Patricio Gonzalez Vivo has used Tangram to create a beautiful looking map based on the art of Ryoji Ikeda. The Ikeda Map is a beautiful black & white map, illuminated with the animated lights of road traffic and lights shining from the 3d building windows. Patricio used three pseudo-random procedural patterns to create the animations. You can learn more about how the map was made on the Mapzen blog.
The Berliner Morgenpost's Lärmkarte Berlin provides a heat-map view of road, public transit, airport and industrial noise throughout the German capital.
If you mouse-over any part of the heat-map layer you can view the noise levels at that location. The information includes the recorded decibel levels for both day & night time and a breakdown of the decibel levels from road and transit noise.
The data for the map comes from a noise survey undertaken every five years by the Berlin Senate Administration for Urban Development and Environment.
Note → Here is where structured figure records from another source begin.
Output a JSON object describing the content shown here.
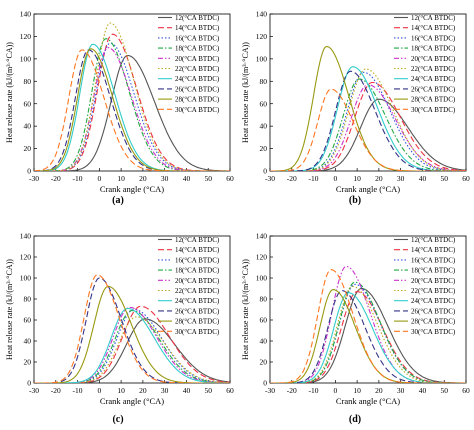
{
  "figure": {
    "panel_labels": [
      "(a)",
      "(b)",
      "(c)",
      "(d)"
    ]
  },
  "style": {
    "series_colors": [
      "#555555",
      "#ee3344",
      "#3355dd",
      "#22aa44",
      "#cc33cc",
      "#bbaa22",
      "#33cccc",
      "#333388",
      "#999911",
      "#ff7722"
    ],
    "series_dashes": [
      "",
      "6,3",
      "1.5,2",
      "5,2,1.5,2",
      "5,2,1.5,2,1.5,2",
      "1.5,2",
      "",
      "6,3",
      "",
      "6,3"
    ]
  },
  "chart_data": [
    {
      "type": "line",
      "title": "",
      "xlabel": "Crank angle (°CA)",
      "ylabel": "Heat release rate (kJ/(m³·°CA))",
      "xlim": [
        -30,
        60
      ],
      "ylim": [
        0,
        140
      ],
      "xticks": [
        -30,
        -20,
        -10,
        0,
        10,
        20,
        30,
        40,
        50,
        60
      ],
      "yticks": [
        0,
        20,
        40,
        60,
        80,
        100,
        120,
        140
      ],
      "legend_position": "top-right",
      "series": [
        {
          "name": "12(°CA BTDC)",
          "peak_x": 13,
          "peak_y": 103
        },
        {
          "name": "14(°CA BTDC)",
          "peak_x": 6,
          "peak_y": 122
        },
        {
          "name": "16(°CA BTDC)",
          "peak_x": 5,
          "peak_y": 114
        },
        {
          "name": "18(°CA BTDC)",
          "peak_x": 3,
          "peak_y": 118
        },
        {
          "name": "20(°CA BTDC)",
          "peak_x": 4,
          "peak_y": 110
        },
        {
          "name": "22(°CA BTDC)",
          "peak_x": 5,
          "peak_y": 132
        },
        {
          "name": "24(°CA BTDC)",
          "peak_x": -3,
          "peak_y": 113
        },
        {
          "name": "26(°CA BTDC)",
          "peak_x": -5,
          "peak_y": 108
        },
        {
          "name": "28(°CA BTDC)",
          "peak_x": -4,
          "peak_y": 109
        },
        {
          "name": "30(°CA BTDC)",
          "peak_x": -8,
          "peak_y": 108
        }
      ]
    },
    {
      "type": "line",
      "title": "",
      "xlabel": "Crank angle (°CA)",
      "ylabel": "Heat release rate (kJ/(m³·°CA))",
      "xlim": [
        -30,
        60
      ],
      "ylim": [
        0,
        140
      ],
      "xticks": [
        -30,
        -20,
        -10,
        0,
        10,
        20,
        30,
        40,
        50,
        60
      ],
      "yticks": [
        0,
        20,
        40,
        60,
        80,
        100,
        120,
        140
      ],
      "legend_position": "top-right",
      "series": [
        {
          "name": "12(°CA BTDC)",
          "peak_x": 20,
          "peak_y": 64
        },
        {
          "name": "14(°CA BTDC)",
          "peak_x": 17,
          "peak_y": 79
        },
        {
          "name": "16(°CA BTDC)",
          "peak_x": 13,
          "peak_y": 88
        },
        {
          "name": "18(°CA BTDC)",
          "peak_x": 11,
          "peak_y": 82
        },
        {
          "name": "20(°CA BTDC)",
          "peak_x": 15,
          "peak_y": 77
        },
        {
          "name": "22(°CA BTDC)",
          "peak_x": 14,
          "peak_y": 91
        },
        {
          "name": "24(°CA BTDC)",
          "peak_x": 8,
          "peak_y": 93
        },
        {
          "name": "26(°CA BTDC)",
          "peak_x": 7,
          "peak_y": 89
        },
        {
          "name": "28(°CA BTDC)",
          "peak_x": -4,
          "peak_y": 111
        },
        {
          "name": "30(°CA BTDC)",
          "peak_x": -2,
          "peak_y": 73
        }
      ]
    },
    {
      "type": "line",
      "title": "",
      "xlabel": "Crank angle (°CA)",
      "ylabel": "Heat release rate (kJ/(m³·°CA))",
      "xlim": [
        -30,
        60
      ],
      "ylim": [
        0,
        140
      ],
      "xticks": [
        -30,
        -20,
        -10,
        0,
        10,
        20,
        30,
        40,
        50,
        60
      ],
      "yticks": [
        0,
        20,
        40,
        60,
        80,
        100,
        120,
        140
      ],
      "legend_position": "top-right",
      "series": [
        {
          "name": "12(°CA BTDC)",
          "peak_x": 21,
          "peak_y": 61
        },
        {
          "name": "14(°CA BTDC)",
          "peak_x": 19,
          "peak_y": 73
        },
        {
          "name": "16(°CA BTDC)",
          "peak_x": 16,
          "peak_y": 70
        },
        {
          "name": "18(°CA BTDC)",
          "peak_x": 15,
          "peak_y": 69
        },
        {
          "name": "20(°CA BTDC)",
          "peak_x": 14,
          "peak_y": 72
        },
        {
          "name": "22(°CA BTDC)",
          "peak_x": 17,
          "peak_y": 63
        },
        {
          "name": "24(°CA BTDC)",
          "peak_x": 13,
          "peak_y": 71
        },
        {
          "name": "26(°CA BTDC)",
          "peak_x": 0,
          "peak_y": 100
        },
        {
          "name": "28(°CA BTDC)",
          "peak_x": 4,
          "peak_y": 92
        },
        {
          "name": "30(°CA BTDC)",
          "peak_x": -1,
          "peak_y": 103
        }
      ]
    },
    {
      "type": "line",
      "title": "",
      "xlabel": "Crank angle (°CA)",
      "ylabel": "Heat release rate (kJ/(m³·°CA))",
      "xlim": [
        -30,
        60
      ],
      "ylim": [
        0,
        140
      ],
      "xticks": [
        -30,
        -20,
        -10,
        0,
        10,
        20,
        30,
        40,
        50,
        60
      ],
      "yticks": [
        0,
        20,
        40,
        60,
        80,
        100,
        120,
        140
      ],
      "legend_position": "top-right",
      "series": [
        {
          "name": "12(°CA BTDC)",
          "peak_x": 12,
          "peak_y": 90
        },
        {
          "name": "14(°CA BTDC)",
          "peak_x": 10,
          "peak_y": 87
        },
        {
          "name": "16(°CA BTDC)",
          "peak_x": 9,
          "peak_y": 94
        },
        {
          "name": "18(°CA BTDC)",
          "peak_x": 9,
          "peak_y": 96
        },
        {
          "name": "20(°CA BTDC)",
          "peak_x": 5,
          "peak_y": 111
        },
        {
          "name": "22(°CA BTDC)",
          "peak_x": 8,
          "peak_y": 92
        },
        {
          "name": "24(°CA BTDC)",
          "peak_x": 6,
          "peak_y": 86
        },
        {
          "name": "26(°CA BTDC)",
          "peak_x": 3,
          "peak_y": 88
        },
        {
          "name": "28(°CA BTDC)",
          "peak_x": -1,
          "peak_y": 89
        },
        {
          "name": "30(°CA BTDC)",
          "peak_x": -2,
          "peak_y": 108
        }
      ]
    }
  ]
}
The two information windows, at the top right of the map, provide links to the noisiest and quietest neighborhoods in Berlin, with video interviews with residents who live in these areas.
The GDELT Project map isn't the most beautiful map I've ever seen but it did feature in the most read post of the week.
The map shows all the books from the HathiTrust collection. The data from these books is now available from the GDELT Project as one of two separate BigQuery datasets. These datasets are:
Internet Archive Book Collection in Google BigQuery (includes fulltext for 1800-1922 books)
HathiTrust Book Collection in Google BigQuery
There is obviously a lot of mapping potential in these 3.5 million books. The GDELT Project map shows the locations of all the locations mentioned in the collection from 1800-2011. One obvious pattern on the map is the growth of North American locations mentioned in the books as the years pass.